Education Bill expected for Parliament soon

Priya ManickchandGeorgetown: The long awaited Education Bill which will enable major reforms in the education sector will be tabled in the House before month-end.

The legislation when it comes into force will repeal the current Education Act and allow the Education Ministry to adopt a more modern and hands-on approach to various issues impacting the sector.

The bill, among other things seeks to address issues such as private schools licensing, requirements for persons to be employed as a teacher and students admission age at the nursery level.

The legislation has benefited from a series of consultations hosted by the ministry and stakeholders include teachers, parents and owners of private school.

In February 2013, Minister Manickchand had indicated that the bill would seek to change the mandatory admission age for students.

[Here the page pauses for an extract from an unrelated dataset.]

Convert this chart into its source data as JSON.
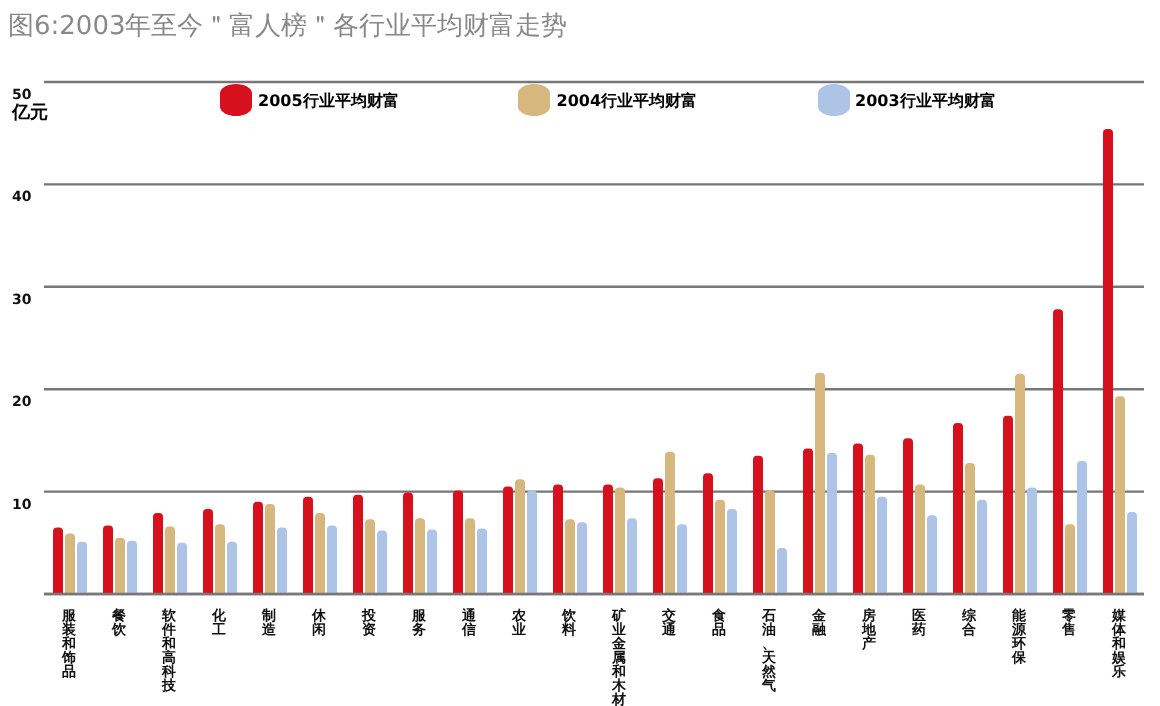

As it stands, the current age for a child to be admitted in nursery school is three years, nine months. However, with the passage of this legislation, the age will be modified to three years, three months.  Despite this level of education not being compulsory, most children in Guyana begin their academic education at this tender age.

Presently, a child can enter a public nursery school at age three years if the child will be at least three years, nine months by December of the year. Children who are born after March 31 are required to wait until September of the next year to commence formal education.

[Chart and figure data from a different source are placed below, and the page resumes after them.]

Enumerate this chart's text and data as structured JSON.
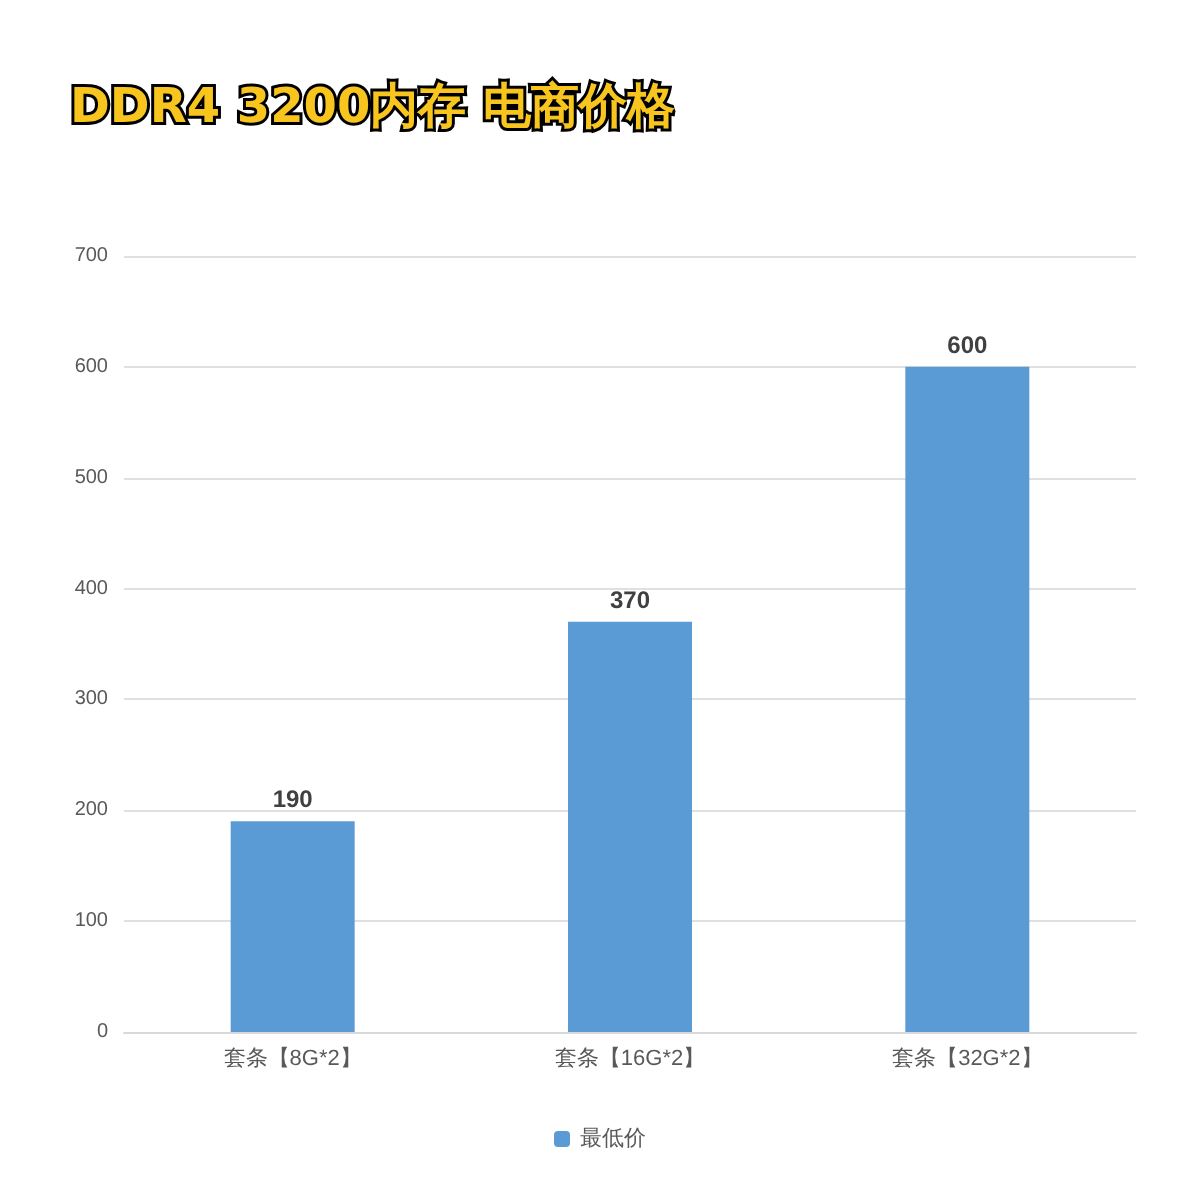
{
  "chart_data": {
    "type": "bar",
    "title": "DDR4 3200内存 电商价格",
    "categories": [
      "套条【8G*2】",
      "套条【16G*2】",
      "套条【32G*2】"
    ],
    "series": [
      {
        "name": "最低价",
        "color": "#5b9bd5",
        "values": [
          190,
          370,
          600
        ]
      }
    ],
    "ylim": [
      0,
      700
    ],
    "yticks": [
      0,
      100,
      200,
      300,
      400,
      500,
      600,
      700
    ],
    "grid": "y",
    "legend": "bottom",
    "data_labels": true
  }
}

However, before the new age requirement is instituted, the Education Ministry will be making the necessary preparations to facilitate the change, Minister Manickchand explained. The two-year education programme at the nursery level is intended to afford pupils a learning environment conducive to their physical, social, emotional, and intellectual development.

Currently, persons can be employed as acting teachers with three Caribbean Secondary Education Certificate (CSEC) subjects at grades one to three at the general proficiency level.

If persons do not have a grade three or higher in English Language, they must have grades one to three in five other subjects. Acting teachers are usually employed in the Hinterland regions where there are severe difficulties in attracting qualified teachers to fill vacant posts.

The new Education Bill will however modify the prerequisite requirements for persons desirous of becoming teachers.

With regards to private schools, the bill will seek to bring them up to the standard of state institutions.

Work on the Education Bill started under former Education Minister Henry Jeffrey, and after the 2006 elections, it continued under Minister Shaik Baksh, but was stuck at the attorney general chambers for a long time.

When Manickchand assumed the education minister portfolio after the 2011 elections, she restarted the consultation, and after more than eight years of consultation, there is a promise to have the bill tabled in the House before month-end.